Martedì, 28 Marzo 2017

CASTEGGIO -“CANI E GATTI SONO IMPORTANTI MA NON TANTO QUANTO L’UOMO” ci scrive la Signora Elvira di Casteggio

 "Gentile Direttore, forse inconsciamente, non meno che sotto la spinta mediatica, stiamo considerando e valutando la presenza e l’utilità di cani e gatti in modo assai superiore a quanto gli animali citati lo siano. La comunità civile ha l’obbligo immanente di costruire un rapporto corretto tra le persone onde favorire lo sviluppo morale, civile, legale, finanziario, democratico che consenta ad ogni cittadino di contribuire alla migliore convivenza tra le persone. Mi pare invece che le preoccupazioni e gli apprezzamenti correnti verso cani e gatti abbiano superato il limite della decenza: la società civile deve preoccuparsi molto prima e molto di più degli aspetti morali, amorevoli, caritativi, espressivi, educativi riguardanti le persone.

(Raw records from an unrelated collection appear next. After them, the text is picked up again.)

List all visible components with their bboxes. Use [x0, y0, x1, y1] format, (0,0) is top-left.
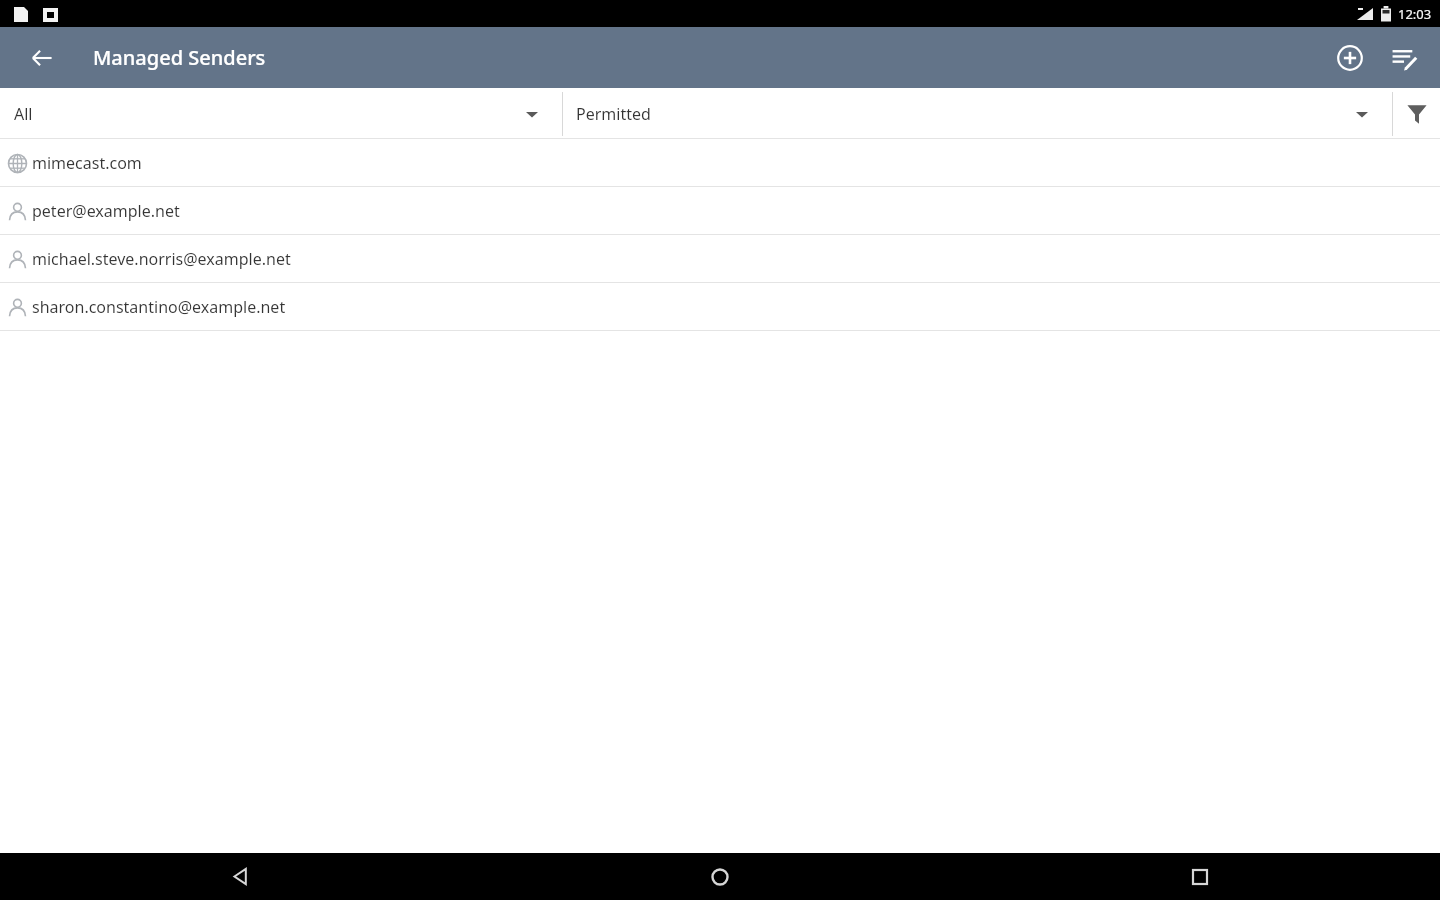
- staticText: All: [14, 103, 33, 125]
- button[interactable]: Home: [480, 853, 960, 900]
- button[interactable]: Add sender: [1326, 34, 1374, 82]
- staticText: Managed Senders: [93, 44, 266, 71]
- staticText: Permitted: [576, 103, 651, 125]
- button[interactable]: michael.steve.norris@example.net: [0, 235, 1440, 283]
- staticText: mimecast.com: [32, 152, 142, 174]
- button[interactable]: sharon.constantino@example.net: [0, 283, 1440, 331]
- button[interactable]: All: [0, 88, 562, 139]
- button[interactable]: Back: [20, 36, 64, 80]
- button[interactable]: Permitted: [563, 88, 1392, 139]
- button[interactable]: Recent apps: [960, 853, 1440, 900]
- button[interactable]: mimecast.com: [0, 139, 1440, 187]
- button[interactable]: Filter: [1393, 88, 1440, 139]
- button[interactable]: Edit list: [1380, 34, 1428, 82]
- button[interactable]: peter@example.net: [0, 187, 1440, 235]
- staticText: michael.steve.norris@example.net: [32, 248, 291, 270]
- staticText: peter@example.net: [32, 200, 180, 222]
- staticText: sharon.constantino@example.net: [32, 296, 286, 318]
- button[interactable]: Back: [0, 853, 480, 900]
- staticText: 12:03: [1398, 5, 1432, 23]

La natura umana sta attraversando una fase di decadimento culturale per la mancanza dei valori fondamentali di rispetto. Riconosco il contributo di affetto, di compagnia che cani e gatti possono dare alla solitudine di persone anziane, persone sole, per la cura di persone ammalate, ma non possiamo porre sullo stesso piano la convivenza tra gli uomini con quella per gli animali. Non credo assolutamente che dagli animali abbiamo da imparare e prendere esempio: il mondo sarà migliore quando l'uomo diverrà migliore nella sua anima e nei suoi atteggiamenti verso il suo simile. Andiamoci piano con le virtù, sono elementi dell’anima e dell’uomo: amore, intelligenza, affettuosità, non esageriamo con gli apprezzamenti, ci stiamo mettendo sullo stesso piano dell'animale. Quando poi sollecitiamo la comunità a provvedere a tutte le necessità materiali di cani e gatti mi sembra assolutamente eccessivo: per quale motivo la comunità deve preoccuparsi delle necessità materiali (vitto e alloggio in tanti casi ed ora anche il cimitero) e relativa spesa e trascurare invece le esigenze vitali di tante persone indigenti magari con bambini?
L’amore (è proprio amore o sfruttamento dell’animale per soddisfare la nostra necessità di amare) per il proprio cane o gatto è un fatto personale ed in tale ambito deve essere tenuto senza coinvolgere la società civile e le associazioni e ancor meno addossare ad esse obblighi di sostentamento, cura, vigilanza, assistenza, assolutamente non necessari ed indispensabili per un corretto vivere civile.
Mi rimane difficile capire che cosa spinge tanti uomini e donne giovani ad accompagnare per strada il proprio cane di mattina presto, di sera tardi, durante il giorno, per ore, dandomi la visione orrenda di un animale che trascina una persona. La società ha bisogno di persone che nelle loro possibilità materiali, temporali e non di meno culturali si dedichino al prossimo, al volontariato, all’aiuto dei poveri, alla ricerca dei valori morali e civili. La ringrazio se vorrà pubblicare la mia riflessione."